Twin Flames

Fiction by Miles Klee

Century City's Century Plaza Towers in LA, stretching high and mighty into a vast, cloudless sky.
joey zanotti from Rancho Palos Verdes, CA, USA [CC BY 2.0] via Wikimedia Commons

The following is an excerpt from The Last Year, a longer work of fiction currently in progress.


The divorce lawyer works in Century City. 

It’s a corner office, 25th floor, the highest up I’ve been in L.A., and two wildfires are visible: smoke from the canyons, and, on the other edge of the panorama, a small blaze that I’ve not yet heard about, maybe new. I’m reminded of this summer, in Barnsdall Park for a picnic, when M. and I and a few of our friends spotted a column of smoke close by, in Eagle Rock. Two men, we later learned, had set a homeless camp on fire. One was the son of the president of the local Chamber of Commerce.  

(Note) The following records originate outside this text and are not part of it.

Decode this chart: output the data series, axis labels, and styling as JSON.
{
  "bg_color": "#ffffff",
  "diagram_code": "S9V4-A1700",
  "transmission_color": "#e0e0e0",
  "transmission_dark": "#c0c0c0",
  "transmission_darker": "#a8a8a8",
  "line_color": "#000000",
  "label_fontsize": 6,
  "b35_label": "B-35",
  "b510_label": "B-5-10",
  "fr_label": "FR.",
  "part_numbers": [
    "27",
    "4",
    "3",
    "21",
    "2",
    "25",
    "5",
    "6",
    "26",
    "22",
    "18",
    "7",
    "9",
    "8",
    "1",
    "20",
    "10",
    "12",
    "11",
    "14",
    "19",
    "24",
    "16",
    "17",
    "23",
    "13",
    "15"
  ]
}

The lawyer names her price. The retainer is $3,000, but if her hourly rate keeps burning, I could owe far more. The math is basic: I can’t afford to hire this woman, a tall blonde partner in a corner office. I owe too many thousands of dollars to the bank, and to the IRS (though no more student loans, thank god). I listen as the lawyer explains that, in any event, I’ll need to petition divorce again, as my old filing, made in another county, is lapsed, no longer in the system. That’s $450 gone already, with no effect. She says that after a certain amount of time, that initial paperwork is tossed.